Sesungguhnya orang-orang Barat menganggap hukuman itu
suatu kekejaman dari dua sebab. Sebagaimana yang disebutkan
oleh Al Maududi dalam pembahasannya tentang hukuman bagi
pezina dalam kitabnya "Al Hijab." Beliau mengatakan:
"Sesungguhnya hati nurani orang Barat itu
menjadi terkejut (ngeri) terhadap hukuman seratus cambukan.
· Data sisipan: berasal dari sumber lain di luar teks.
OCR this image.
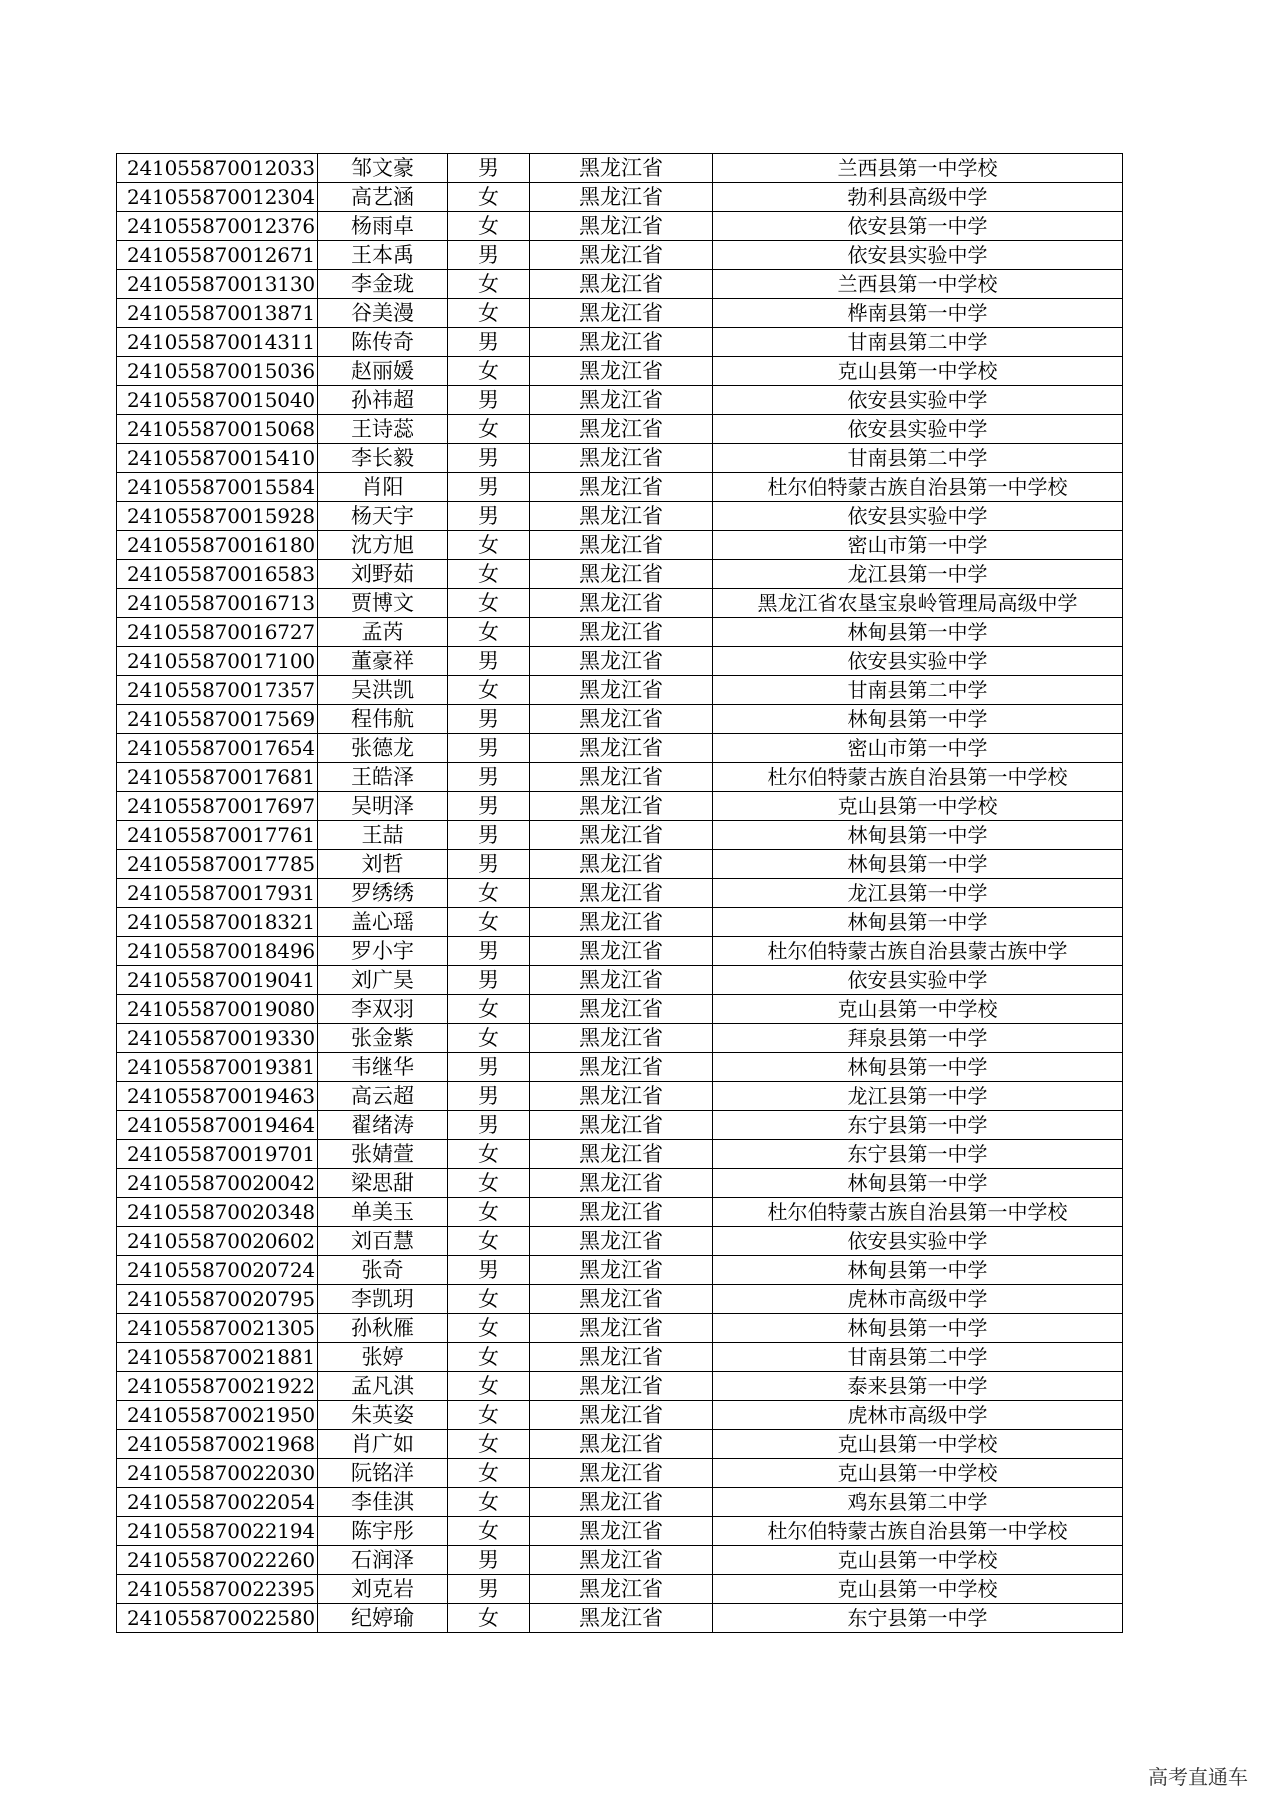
241055870012033	邹文豪	男	黑龙江省	兰西县第一中学校
241055870012304	高艺涵	女	黑龙江省	勃利县高级中学
241055870012376	杨雨卓	女	黑龙江省	依安县第一中学
241055870012671	王本禹	男	黑龙江省	依安县实验中学
241055870013130	李金珑	女	黑龙江省	兰西县第一中学校
241055870013871	谷美漫	女	黑龙江省	桦南县第一中学
241055870014311	陈传奇	男	黑龙江省	甘南县第二中学
241055870015036	赵丽媛	女	黑龙江省	克山县第一中学校
241055870015040	孙祎超	男	黑龙江省	依安县实验中学
241055870015068	王诗蕊	女	黑龙江省	依安县实验中学
241055870015410	李长毅	男	黑龙江省	甘南县第二中学
241055870015584	肖阳	男	黑龙江省	杜尔伯特蒙古族自治县第一中学校
241055870015928	杨天宇	男	黑龙江省	依安县实验中学
241055870016180	沈方旭	女	黑龙江省	密山市第一中学
241055870016583	刘野茹	女	黑龙江省	龙江县第一中学
241055870016713	贾博文	女	黑龙江省	黑龙江省农垦宝泉岭管理局高级中学
241055870016727	孟芮	女	黑龙江省	林甸县第一中学
241055870017100	董豪祥	男	黑龙江省	依安县实验中学
241055870017357	吴洪凯	女	黑龙江省	甘南县第二中学
241055870017569	程伟航	男	黑龙江省	林甸县第一中学
241055870017654	张德龙	男	黑龙江省	密山市第一中学
241055870017681	王皓泽	男	黑龙江省	杜尔伯特蒙古族自治县第一中学校
241055870017697	吴明泽	男	黑龙江省	克山县第一中学校
241055870017761	王喆	男	黑龙江省	林甸县第一中学
241055870017785	刘哲	男	黑龙江省	林甸县第一中学
241055870017931	罗绣绣	女	黑龙江省	龙江县第一中学
241055870018321	盖心瑶	女	黑龙江省	林甸县第一中学
241055870018496	罗小宇	男	黑龙江省	杜尔伯特蒙古族自治县蒙古族中学
241055870019041	刘广昊	男	黑龙江省	依安县实验中学
241055870019080	李双羽	女	黑龙江省	克山县第一中学校
241055870019330	张金紫	女	黑龙江省	拜泉县第一中学
241055870019381	韦继华	男	黑龙江省	林甸县第一中学
241055870019463	高云超	男	黑龙江省	龙江县第一中学
241055870019464	翟绪涛	男	黑龙江省	东宁县第一中学
241055870019701	张婧萱	女	黑龙江省	东宁县第一中学
241055870020042	梁思甜	女	黑龙江省	林甸县第一中学
241055870020348	单美玉	女	黑龙江省	杜尔伯特蒙古族自治县第一中学校
241055870020602	刘百慧	女	黑龙江省	依安县实验中学
241055870020724	张奇	男	黑龙江省	林甸县第一中学
241055870020795	李凯玥	女	黑龙江省	虎林市高级中学
241055870021305	孙秋雁	女	黑龙江省	林甸县第一中学
241055870021881	张婷	女	黑龙江省	甘南县第二中学
241055870021922	孟凡淇	女	黑龙江省	泰来县第一中学
241055870021950	朱英姿	女	黑龙江省	虎林市高级中学
241055870021968	肖广如	女	黑龙江省	克山县第一中学校
241055870022030	阮铭洋	女	黑龙江省	克山县第一中学校
241055870022054	李佳淇	女	黑龙江省	鸡东县第二中学
241055870022194	陈宇彤	女	黑龙江省	杜尔伯特蒙古族自治县第一中学校
241055870022260	石润泽	男	黑龙江省	克山县第一中学校
241055870022395	刘克岩	男	黑龙江省	克山县第一中学校
241055870022580	纪婷瑜	女	黑龙江省	东宁县第一中学
高考直通车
Hal ini tidak disebabkan mereka tidak suka untuk menyakiti
fisik manusia. Tetapi sebab yang sebenarnya adalah lebih
karena kekurang sempurnaan pertumbuhan akhlaq mereka, yang
semula zina itu dianggap suatu kehinaan yang kotor sekarang
telah dianggap permainan yang menyenangkan, di mana dua
insan bila mengumbar syahwatnya dalam waktu sesaat.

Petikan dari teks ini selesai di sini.